Inadvertently, this was where Bacon, Live!’ was running into a problem : Even with the awesome power of kubernetes, the containers for their pod still needed to pull down some data, and it turns out that their initialization dance was causing heartburn. (get it? Cause it’s a food application? …)

Depending on containers

Bacon, Live! Had ported their code over from GCE to GKE, and as such, all of their containers initialized in the parallel phase of the pod boot process (FWIW: they did have a single init container, that was doing some “sorry, can’t tell you about that” work that was taking about 2–3 seconds, but I’ll get to that in a minute..) . Applying the profiling process from the last article, we ended up getting the following timings for their containers:

Three of the containers were taking a significant amount of time to boot up, most important was the public / admin endpoints, which were directly used during the health check phase.

Looking at the public endpoint, I saw what looked to be the culprit:

The initialization code for the public endpoint was doing a quick call over to the Stats container, to make sure it was up and running before proceeding forward. Ah, now we see the problem.

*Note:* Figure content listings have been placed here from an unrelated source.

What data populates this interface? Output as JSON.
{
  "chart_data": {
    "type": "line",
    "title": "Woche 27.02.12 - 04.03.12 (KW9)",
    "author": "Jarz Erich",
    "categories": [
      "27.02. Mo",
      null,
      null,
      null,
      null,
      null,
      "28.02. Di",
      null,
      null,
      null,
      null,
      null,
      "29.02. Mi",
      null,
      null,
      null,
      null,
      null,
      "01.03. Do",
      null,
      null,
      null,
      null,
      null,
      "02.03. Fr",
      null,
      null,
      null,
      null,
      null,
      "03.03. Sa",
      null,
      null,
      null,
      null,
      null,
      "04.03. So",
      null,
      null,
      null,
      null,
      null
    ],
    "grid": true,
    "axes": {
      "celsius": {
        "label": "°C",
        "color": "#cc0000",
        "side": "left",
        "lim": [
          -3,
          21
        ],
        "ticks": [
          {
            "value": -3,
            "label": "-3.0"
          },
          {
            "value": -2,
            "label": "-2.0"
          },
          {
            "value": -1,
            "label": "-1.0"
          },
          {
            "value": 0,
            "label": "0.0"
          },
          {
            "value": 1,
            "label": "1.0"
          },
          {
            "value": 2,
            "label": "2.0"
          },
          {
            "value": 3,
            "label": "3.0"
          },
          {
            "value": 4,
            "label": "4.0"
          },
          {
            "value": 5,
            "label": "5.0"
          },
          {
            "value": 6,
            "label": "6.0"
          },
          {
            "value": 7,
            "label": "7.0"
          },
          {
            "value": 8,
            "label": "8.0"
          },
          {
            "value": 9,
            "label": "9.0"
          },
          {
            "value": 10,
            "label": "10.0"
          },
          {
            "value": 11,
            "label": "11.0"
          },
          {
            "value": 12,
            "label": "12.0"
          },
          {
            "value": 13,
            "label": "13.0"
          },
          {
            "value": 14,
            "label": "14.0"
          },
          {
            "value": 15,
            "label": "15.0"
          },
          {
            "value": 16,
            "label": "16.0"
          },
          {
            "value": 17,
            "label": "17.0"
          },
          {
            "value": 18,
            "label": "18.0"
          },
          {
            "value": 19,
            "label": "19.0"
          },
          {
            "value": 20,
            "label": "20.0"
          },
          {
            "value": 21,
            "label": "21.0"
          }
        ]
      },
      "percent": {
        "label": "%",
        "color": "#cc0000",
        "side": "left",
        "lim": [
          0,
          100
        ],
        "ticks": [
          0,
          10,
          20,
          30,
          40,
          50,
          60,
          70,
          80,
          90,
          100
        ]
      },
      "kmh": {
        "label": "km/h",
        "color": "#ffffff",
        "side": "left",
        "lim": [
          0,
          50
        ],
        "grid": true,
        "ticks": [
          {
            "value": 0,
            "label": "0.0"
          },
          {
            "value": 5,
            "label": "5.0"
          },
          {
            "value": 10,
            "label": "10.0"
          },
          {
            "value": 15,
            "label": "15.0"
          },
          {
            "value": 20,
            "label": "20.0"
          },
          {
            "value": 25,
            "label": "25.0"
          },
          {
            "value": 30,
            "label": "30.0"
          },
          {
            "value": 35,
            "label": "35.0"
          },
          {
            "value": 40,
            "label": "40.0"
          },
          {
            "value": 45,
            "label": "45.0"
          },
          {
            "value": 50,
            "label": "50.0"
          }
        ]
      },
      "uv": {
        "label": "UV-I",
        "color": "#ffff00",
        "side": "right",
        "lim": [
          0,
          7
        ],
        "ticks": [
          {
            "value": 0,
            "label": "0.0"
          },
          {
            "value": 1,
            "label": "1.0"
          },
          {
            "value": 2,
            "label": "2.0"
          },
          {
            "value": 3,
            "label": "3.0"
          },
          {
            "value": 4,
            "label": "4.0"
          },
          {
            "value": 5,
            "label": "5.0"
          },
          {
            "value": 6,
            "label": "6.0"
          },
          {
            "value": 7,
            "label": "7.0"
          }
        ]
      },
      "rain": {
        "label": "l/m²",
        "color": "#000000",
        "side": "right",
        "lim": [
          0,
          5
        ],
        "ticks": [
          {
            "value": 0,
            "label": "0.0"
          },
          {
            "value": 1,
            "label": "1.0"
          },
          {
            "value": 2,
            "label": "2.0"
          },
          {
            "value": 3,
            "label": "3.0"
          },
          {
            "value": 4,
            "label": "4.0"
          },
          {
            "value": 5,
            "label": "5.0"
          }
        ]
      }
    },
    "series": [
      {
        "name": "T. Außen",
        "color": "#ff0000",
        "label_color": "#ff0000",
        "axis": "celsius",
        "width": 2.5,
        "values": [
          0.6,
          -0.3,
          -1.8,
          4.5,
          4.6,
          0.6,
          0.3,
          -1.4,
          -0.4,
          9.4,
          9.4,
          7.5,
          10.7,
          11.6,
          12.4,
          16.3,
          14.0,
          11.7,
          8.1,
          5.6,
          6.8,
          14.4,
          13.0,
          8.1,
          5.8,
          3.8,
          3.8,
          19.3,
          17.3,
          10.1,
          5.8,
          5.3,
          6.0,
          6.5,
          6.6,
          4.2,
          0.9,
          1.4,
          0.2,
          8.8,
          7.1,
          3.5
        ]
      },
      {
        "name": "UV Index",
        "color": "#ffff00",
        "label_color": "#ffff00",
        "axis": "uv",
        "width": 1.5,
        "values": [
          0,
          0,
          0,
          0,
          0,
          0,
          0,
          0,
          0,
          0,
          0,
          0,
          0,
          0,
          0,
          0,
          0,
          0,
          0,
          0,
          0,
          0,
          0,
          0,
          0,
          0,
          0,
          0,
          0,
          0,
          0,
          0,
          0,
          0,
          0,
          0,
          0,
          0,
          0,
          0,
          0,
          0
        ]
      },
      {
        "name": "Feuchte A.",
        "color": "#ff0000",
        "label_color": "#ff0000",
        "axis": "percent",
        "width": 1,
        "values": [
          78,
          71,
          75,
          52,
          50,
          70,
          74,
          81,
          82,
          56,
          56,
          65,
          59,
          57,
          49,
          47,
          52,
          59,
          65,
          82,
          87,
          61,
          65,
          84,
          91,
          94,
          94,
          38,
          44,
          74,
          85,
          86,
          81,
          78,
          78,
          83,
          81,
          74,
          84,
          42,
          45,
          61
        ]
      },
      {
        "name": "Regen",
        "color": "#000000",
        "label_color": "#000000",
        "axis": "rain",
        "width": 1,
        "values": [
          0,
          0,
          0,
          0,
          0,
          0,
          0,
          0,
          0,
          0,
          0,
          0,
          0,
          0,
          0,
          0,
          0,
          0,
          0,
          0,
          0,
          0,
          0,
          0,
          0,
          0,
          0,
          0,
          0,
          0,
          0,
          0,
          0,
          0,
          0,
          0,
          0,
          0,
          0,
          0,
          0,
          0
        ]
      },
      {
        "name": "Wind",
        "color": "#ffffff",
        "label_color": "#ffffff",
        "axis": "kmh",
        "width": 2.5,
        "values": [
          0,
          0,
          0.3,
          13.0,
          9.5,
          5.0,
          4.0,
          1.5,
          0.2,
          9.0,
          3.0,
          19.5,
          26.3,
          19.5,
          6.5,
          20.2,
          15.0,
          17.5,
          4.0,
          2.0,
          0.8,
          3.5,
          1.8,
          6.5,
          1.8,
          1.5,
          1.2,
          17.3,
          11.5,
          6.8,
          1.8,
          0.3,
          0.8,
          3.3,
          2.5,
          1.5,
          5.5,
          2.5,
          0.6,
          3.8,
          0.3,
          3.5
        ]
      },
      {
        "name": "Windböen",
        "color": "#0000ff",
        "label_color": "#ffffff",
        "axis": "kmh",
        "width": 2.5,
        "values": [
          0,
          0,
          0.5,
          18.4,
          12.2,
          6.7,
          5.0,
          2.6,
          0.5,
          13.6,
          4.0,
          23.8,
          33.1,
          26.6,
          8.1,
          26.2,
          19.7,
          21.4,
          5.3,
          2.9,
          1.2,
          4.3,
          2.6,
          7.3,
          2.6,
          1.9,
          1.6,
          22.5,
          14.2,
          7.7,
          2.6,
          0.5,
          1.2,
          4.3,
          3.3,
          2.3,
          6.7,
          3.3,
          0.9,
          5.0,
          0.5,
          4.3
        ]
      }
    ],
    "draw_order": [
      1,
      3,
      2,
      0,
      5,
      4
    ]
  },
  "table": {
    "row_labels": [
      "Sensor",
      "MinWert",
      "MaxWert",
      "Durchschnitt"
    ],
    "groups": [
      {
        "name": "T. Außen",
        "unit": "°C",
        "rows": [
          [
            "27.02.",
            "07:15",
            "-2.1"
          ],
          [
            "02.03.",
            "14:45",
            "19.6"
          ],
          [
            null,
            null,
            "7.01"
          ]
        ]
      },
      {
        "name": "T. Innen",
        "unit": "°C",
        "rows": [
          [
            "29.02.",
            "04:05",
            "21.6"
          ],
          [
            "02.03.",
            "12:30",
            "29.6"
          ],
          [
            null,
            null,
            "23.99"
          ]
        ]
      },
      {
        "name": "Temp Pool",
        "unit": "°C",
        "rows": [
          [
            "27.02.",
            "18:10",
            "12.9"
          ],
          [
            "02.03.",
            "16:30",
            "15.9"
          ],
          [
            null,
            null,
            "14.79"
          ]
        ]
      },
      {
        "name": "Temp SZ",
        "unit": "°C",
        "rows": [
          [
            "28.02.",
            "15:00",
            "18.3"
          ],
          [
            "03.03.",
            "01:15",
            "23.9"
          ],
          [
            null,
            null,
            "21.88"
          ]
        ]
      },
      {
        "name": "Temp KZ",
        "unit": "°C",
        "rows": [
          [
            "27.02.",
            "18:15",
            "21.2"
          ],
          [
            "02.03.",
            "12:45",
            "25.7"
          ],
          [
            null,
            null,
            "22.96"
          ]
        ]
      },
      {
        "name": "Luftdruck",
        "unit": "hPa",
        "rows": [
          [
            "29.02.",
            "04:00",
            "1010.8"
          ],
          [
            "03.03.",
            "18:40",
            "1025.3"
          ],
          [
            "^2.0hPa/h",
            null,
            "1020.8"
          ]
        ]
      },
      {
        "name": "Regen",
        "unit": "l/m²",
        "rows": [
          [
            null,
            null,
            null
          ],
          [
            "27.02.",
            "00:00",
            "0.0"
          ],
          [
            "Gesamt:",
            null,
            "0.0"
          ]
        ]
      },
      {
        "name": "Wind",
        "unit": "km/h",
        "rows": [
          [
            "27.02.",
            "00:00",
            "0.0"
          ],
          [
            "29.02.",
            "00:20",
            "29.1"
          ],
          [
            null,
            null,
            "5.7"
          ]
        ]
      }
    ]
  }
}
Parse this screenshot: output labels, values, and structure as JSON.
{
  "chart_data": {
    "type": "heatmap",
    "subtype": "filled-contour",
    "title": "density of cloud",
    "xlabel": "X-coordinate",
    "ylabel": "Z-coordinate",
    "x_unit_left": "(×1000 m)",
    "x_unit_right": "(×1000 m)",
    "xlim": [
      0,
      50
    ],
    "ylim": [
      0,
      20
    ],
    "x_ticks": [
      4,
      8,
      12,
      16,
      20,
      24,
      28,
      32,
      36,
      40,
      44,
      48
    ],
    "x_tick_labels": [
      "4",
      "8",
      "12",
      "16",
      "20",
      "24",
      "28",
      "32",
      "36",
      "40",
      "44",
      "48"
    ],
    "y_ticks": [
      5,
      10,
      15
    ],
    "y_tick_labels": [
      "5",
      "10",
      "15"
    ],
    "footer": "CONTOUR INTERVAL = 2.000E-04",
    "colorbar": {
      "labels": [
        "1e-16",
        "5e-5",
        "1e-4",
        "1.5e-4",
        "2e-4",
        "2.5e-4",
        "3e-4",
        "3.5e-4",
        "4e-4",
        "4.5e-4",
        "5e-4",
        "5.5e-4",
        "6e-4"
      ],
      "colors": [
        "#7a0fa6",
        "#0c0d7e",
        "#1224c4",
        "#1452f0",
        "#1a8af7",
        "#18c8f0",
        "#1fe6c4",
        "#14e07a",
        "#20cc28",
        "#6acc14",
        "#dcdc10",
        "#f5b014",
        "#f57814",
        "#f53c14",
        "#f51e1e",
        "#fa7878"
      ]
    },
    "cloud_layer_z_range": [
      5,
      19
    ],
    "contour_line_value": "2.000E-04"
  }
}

That urlfetch command is a blocking call. Since the parallel containers are initialized at (pretty much) random, the endpoints were getting initialized first, but were getting blocked on their dependency to the stats container. Obviously not ideal..

Let’s use init containers!

Since it looked like we had a dependency on the stats container, it would make sense to move that container into the init phase, so that the parallel containers didn’t have to get caught in this weird race condition, and could execute properly. We can see how the system responded; basically the init phase now got 2–4 seconds longer, which resulted in the entire system startup being worse off in general:

(remember, their existing “can’t tell you about that” init container was already doing about 2–2.5 seconds of work, so we saw a doubling of this process)

Nevermind init containers!

This was obviously the wrong direction; this made the whole cold-boot time slower.

At this point, Bacon, Live! Decided to go back through, and make some small changes their code: the stats module was there to help do timings of startup related tasks, but since they now had visibility to those things outside of their code (thanks to the profiling harness we’d set up) they were happy to remove the dependency for the endpoints.

The result is that we end up dropping some signals on the ground, but with my new startup-testing code, that information wasn’t as important to keep around. Once this change was made, the stats container was fine to be moved back during the parallel phase, improving the whole system performance:

Findings and take aways

Here’s a couple things I took away from this:

Timing the startup time in containers is somewhat complicated, but important to do.

To really get this information in a sane way requires you to modify each individual container in very specific ways that require knowledge about the Pod that it’s running on. I’m sure there’s a dev-ops reason for why this is a good thing, but I don’t have visibility to that yet.

The init containers are critical path. Since the containers initialize in linear order, the time spent executing one can delay the startup time of others. A single bad-actor can invoke significant burdens to startup time. As such, there’s a significant tradeoff you should consider with respect to how much work executes in the init phase of the containers, vs later on, in the parallel phase. (Note, Kelsey Hightower has a great article on navigating this complexity, if you’re interested)

Avoid parallel init dependencies. These containers are created in random order. Avoid linear dependencies between them. Having container A need Container B could end up a problem if A gets initialized before B, thus A ends up waiting a random amount of time. If possible, consider moving these dependencies to the init phase, or removing the dependency completely.